Related Work & Insights¶
- vs. SymmCompletion: Uses a similar refinement structure but replaces symmetry priors with tactile guidance. Tactile guidance is superior for asymmetric objects or those with missing critical structures.
- vs. Physical Tactile Reconstruction: Methods using GelSight/Digit require physical interaction; TouchDream requires only a coarse point cloud to "imagine" these signals.
- vs. Visual-Aided Completion: Visual cues (multi-view depth/RGB) are better for global structure but weaker for precise local geometry and require complex cross-modal alignment.
- vs. Direct Diffusion Completion: Directly denoising entire clouds can lead to inconsistency in severely incomplete inputs; TouchDream uses diffusion only for "tactile cues," delegating fusion to a deterministic network.
Rating¶
- Novelty: ⭐⭐⭐⭐⭐ Reframing tactile perception as a diffusion task is a novel and self-consistent entry point for point cloud completion.

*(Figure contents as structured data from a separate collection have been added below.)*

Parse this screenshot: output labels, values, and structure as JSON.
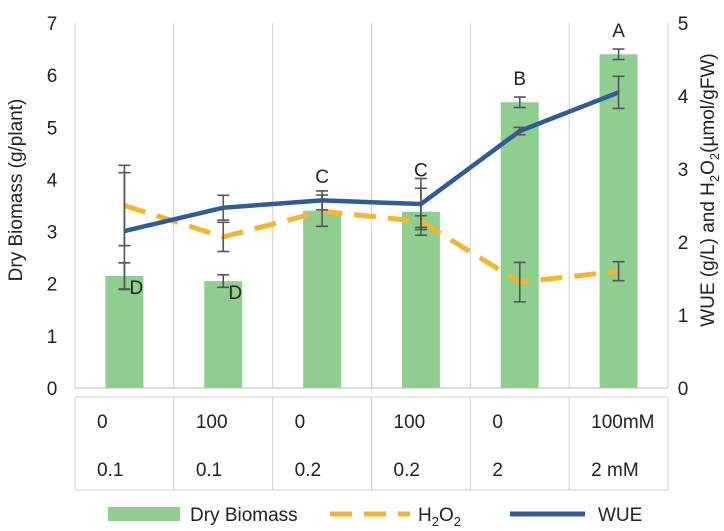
{
  "chart_data": {
    "type": "bar",
    "categories": [
      "0|0.1",
      "100|0.1",
      "0|0.2",
      "100|0.2",
      "0|2",
      "100mM|2  mM"
    ],
    "category_rows": [
      [
        "0",
        "100",
        "0",
        "100",
        "0",
        "100mM"
      ],
      [
        "0.1",
        "0.1",
        "0.2",
        "0.2",
        "2",
        "2  mM"
      ]
    ],
    "ylabel": "Dry Biomass (g/plant)",
    "y2label_parts": [
      "WUE (g/L) and H",
      "2",
      "O",
      "2",
      "(µmol/gFW)"
    ],
    "ylim": [
      0,
      7
    ],
    "y2lim": [
      0,
      5
    ],
    "y_ticks": [
      0,
      1,
      2,
      3,
      4,
      5,
      6,
      7
    ],
    "y2_ticks": [
      0,
      1,
      2,
      3,
      4,
      5
    ],
    "grid": "vertical",
    "legend_position": "bottom",
    "series": [
      {
        "name": "Dry Biomass",
        "type": "bar",
        "axis": "left",
        "color": "#8fce8f",
        "values": [
          2.15,
          2.05,
          3.4,
          3.38,
          5.48,
          6.4
        ],
        "errors": [
          0.25,
          0.12,
          0.3,
          0.45,
          0.1,
          0.1
        ],
        "letters": [
          "D",
          "D",
          "C",
          "C",
          "B",
          "A"
        ]
      },
      {
        "name": "H2O2",
        "legend_parts": [
          "H",
          "2",
          "O",
          "2"
        ],
        "type": "line",
        "style": "dashed",
        "axis": "right",
        "color": "#f5b531",
        "values": [
          2.5,
          2.07,
          2.42,
          2.28,
          1.45,
          1.6
        ],
        "errors": [
          0.55,
          0.2,
          0.0,
          0.08,
          0.27,
          0.13
        ]
      },
      {
        "name": "WUE",
        "type": "line",
        "style": "solid",
        "axis": "right",
        "color": "#2e5b9a",
        "values": [
          2.15,
          2.47,
          2.57,
          2.52,
          3.52,
          4.05
        ],
        "errors": [
          0.8,
          0.17,
          0.13,
          0.35,
          0.05,
          0.22
        ]
      }
    ]
  }
}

- Experimental Thoroughness: ⭐⭐⭐⭐ Solid benchmarking on PCN/ShapeNet/KITTI with detailed ablations. However, gains on "seen" categories are modest.
- Writing Quality: ⭐⭐⭐⭐ Clear motivation and methodology. More formulas regarding the latent space/alignment network would enhance reproducibility.
- Value: ⭐⭐⭐⭐ The "generation as sensing" paradigm is valuable for unseen generalization, though computational costs limit immediate deployment.